Finally, we have certainty: After months and months of negotiations, hope, disappointments and lots of discussions, Germany has a new government! But what does this mean for the German climate politics? The green party „Die Grünen“ was not able to join the government after the surprising drop-out of the FDP (free democratic party) and the subsequent failure of the so-called Jamaika-Coalition. The participating parties, CDU, CSU and SPD (Germany’s large parties), are not known for caring a lot about environmental issues. So, let’s have a look into the coalition papers, and see what they agreed upon in terms of climate policies:
Climate targets – a goal without hope?
The grand coalition states they acknowledge the Paris agreement and will make an effort to reach the 2020, 230 and 2050 targets and restrict the global warming to well below 2°C. That means, Germany will have to achieve greenhouse gas neutrality until the middle of this century and a coal phase out till 2030. And even though these points are explicitly mentioned in the contract, there is no clear statement how this shall be accomplished. Thus, Germany will lose precious time and will accordingly set a poor example for the next climate negotiations in Poland. A target-oriented and well-defined acting of industrialized countries will be crucial for a positive outcome, as developing countries are calling for more action from the big global players.

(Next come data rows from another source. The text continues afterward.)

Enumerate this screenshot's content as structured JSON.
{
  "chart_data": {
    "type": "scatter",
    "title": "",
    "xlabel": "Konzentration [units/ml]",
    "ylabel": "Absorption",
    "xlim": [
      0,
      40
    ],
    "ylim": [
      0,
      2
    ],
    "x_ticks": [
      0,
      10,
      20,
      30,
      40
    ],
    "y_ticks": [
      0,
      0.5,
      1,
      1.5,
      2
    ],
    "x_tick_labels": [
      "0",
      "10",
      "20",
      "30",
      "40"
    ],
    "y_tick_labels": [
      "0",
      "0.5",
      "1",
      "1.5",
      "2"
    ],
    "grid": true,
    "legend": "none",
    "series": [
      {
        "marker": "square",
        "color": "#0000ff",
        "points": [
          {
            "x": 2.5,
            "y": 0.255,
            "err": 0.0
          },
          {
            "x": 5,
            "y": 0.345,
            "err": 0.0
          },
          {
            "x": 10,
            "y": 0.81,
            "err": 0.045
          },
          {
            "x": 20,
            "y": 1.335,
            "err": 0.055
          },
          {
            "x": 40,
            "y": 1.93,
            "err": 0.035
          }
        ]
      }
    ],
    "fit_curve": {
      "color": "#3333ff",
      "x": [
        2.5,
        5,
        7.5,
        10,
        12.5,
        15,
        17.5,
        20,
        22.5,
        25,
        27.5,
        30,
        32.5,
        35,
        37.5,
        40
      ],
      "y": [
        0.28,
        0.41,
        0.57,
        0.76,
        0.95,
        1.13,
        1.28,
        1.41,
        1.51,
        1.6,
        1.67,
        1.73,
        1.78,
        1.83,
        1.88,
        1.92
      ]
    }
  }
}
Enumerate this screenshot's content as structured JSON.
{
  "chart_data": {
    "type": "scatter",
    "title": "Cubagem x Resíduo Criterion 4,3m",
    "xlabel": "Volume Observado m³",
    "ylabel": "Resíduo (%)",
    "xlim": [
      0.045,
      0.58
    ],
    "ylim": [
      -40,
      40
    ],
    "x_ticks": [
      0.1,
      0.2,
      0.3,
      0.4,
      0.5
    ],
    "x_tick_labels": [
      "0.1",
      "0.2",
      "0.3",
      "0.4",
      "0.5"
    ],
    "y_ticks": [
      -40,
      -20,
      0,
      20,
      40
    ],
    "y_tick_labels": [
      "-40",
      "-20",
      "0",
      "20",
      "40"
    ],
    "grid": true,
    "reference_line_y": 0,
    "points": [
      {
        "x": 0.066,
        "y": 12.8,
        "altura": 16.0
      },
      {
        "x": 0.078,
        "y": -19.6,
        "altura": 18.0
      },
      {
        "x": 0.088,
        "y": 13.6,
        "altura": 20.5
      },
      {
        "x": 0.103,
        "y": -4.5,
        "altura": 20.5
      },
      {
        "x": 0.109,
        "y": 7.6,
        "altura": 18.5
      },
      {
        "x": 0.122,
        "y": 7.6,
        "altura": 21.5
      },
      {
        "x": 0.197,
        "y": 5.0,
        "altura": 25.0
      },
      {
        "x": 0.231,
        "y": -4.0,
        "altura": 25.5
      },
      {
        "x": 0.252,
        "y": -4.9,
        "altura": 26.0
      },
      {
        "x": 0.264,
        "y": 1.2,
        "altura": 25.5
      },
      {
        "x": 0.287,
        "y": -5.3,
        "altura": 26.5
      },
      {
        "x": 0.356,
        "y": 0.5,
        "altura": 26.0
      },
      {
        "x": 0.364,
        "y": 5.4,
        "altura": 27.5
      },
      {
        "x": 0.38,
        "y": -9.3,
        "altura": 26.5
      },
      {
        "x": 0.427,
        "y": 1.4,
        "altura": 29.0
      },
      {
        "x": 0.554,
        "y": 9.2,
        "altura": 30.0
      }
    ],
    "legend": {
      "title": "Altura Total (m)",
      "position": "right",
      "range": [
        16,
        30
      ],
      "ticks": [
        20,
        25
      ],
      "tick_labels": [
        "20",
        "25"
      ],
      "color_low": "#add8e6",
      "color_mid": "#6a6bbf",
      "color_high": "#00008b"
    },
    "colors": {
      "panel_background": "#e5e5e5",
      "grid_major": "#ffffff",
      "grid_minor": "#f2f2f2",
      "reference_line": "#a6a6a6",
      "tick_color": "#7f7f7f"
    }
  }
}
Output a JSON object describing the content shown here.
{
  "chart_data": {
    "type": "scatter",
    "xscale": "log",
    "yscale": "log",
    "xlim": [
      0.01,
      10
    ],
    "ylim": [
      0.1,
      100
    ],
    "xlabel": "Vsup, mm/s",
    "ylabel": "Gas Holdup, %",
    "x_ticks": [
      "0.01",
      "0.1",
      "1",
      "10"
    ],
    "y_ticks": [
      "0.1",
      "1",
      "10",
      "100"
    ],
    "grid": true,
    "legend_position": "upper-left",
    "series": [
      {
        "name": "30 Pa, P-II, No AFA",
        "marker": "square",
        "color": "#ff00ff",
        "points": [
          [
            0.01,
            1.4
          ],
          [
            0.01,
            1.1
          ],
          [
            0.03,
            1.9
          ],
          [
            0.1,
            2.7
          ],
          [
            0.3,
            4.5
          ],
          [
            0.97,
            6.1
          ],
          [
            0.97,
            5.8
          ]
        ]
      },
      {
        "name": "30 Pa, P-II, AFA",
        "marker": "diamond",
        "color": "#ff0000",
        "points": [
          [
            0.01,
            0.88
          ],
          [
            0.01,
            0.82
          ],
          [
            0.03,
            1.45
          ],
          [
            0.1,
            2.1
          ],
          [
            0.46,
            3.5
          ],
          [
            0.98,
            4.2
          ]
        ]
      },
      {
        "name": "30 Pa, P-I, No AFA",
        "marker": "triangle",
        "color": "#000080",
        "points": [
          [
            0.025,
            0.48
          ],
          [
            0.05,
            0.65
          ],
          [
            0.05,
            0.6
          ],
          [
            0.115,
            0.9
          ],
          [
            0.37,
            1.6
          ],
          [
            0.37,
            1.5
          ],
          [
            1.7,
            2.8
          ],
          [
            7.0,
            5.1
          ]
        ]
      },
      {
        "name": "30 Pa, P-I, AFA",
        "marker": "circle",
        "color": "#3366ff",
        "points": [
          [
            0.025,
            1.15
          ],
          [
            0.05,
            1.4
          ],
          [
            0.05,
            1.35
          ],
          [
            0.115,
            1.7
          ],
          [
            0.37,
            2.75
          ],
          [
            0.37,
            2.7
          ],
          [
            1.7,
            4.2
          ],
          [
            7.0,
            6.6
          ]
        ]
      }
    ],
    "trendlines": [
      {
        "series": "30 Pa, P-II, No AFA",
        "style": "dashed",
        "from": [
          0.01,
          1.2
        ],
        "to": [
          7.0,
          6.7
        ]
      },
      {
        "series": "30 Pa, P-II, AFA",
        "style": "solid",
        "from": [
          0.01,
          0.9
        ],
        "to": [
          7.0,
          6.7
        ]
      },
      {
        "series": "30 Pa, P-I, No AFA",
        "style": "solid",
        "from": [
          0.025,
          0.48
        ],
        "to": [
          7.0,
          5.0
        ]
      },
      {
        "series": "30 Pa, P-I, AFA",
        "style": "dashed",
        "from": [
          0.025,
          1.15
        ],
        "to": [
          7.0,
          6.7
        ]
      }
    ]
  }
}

Additionally, the parties stoically accept the fact that Germany`s 2020 targets won’t be met. Instead, they give assurance that every effort will be made to meet the 2030 targets. Considering the urgent call for pre-2020 actions (i.e. immediate actions, not some plans to do something somewhen) at the COP23 last year, this seems to be a slap in the face of all the people already suffering from climatic impacts.
They coalition partners promise, however, to build a commission for “growth, structural transformation and employment”. The commission will cooperate closely with different stakeholders from politics, economy and environmental organizations and will work on an action plan till the end of 2018. This action plan includes measures to close the gap to reach the 2020 target and to reliably reach the 2030 target, an action plan to reduce and finally stop coal-fired generation, including a final date, and the financial hedge for the necessary structural transformations.
CO2 emission trading: A strong and global system
The new government aims to strengthen the CO2 emission trading, and to set up a global CO2 pricing system. A CO2 trading system is expected to help Germany to reach its climate targets, but a specific price is lacking in the contract. Without a definite number, however, this can be hardly an incentive for climate friendly investments, and Germany is missing again an opportunity for inducing efficient climate action.
Energy and transport: Go electric
The coalition strives to have a proportion of 65% of renewables in the energy mix till 2030, building on an energy efficiency strategy to reduce even more emissions. The German politicians aim to strengthen the public transport sector, including busses, trains and bicycles. They also state their will to create 100 000 charging stations for electric vehicles till 2020.
International climate action
Germany pledges to cooperate more closely with France, in the context of the 2015 Paris agreement as well as the One planet summit from 2017. The new government furthermore promises the increase Germany’s international climate funds and support developing countries with climate protection, adaption and the protection of biodiversity.
All in all, the coalition contract contains many good approaches to tackle climate change. Considering the changes that are promised in the energy and the transport sector, Germany is on a good way to meet its 2030 targets. The parties seem, however, to misjudge the urgency of immediate and purposeful action and the contract lacks specific measures. Whether the broadly formulated climate objectives are enough to tackle the burning issues of climate change, remains to be seen.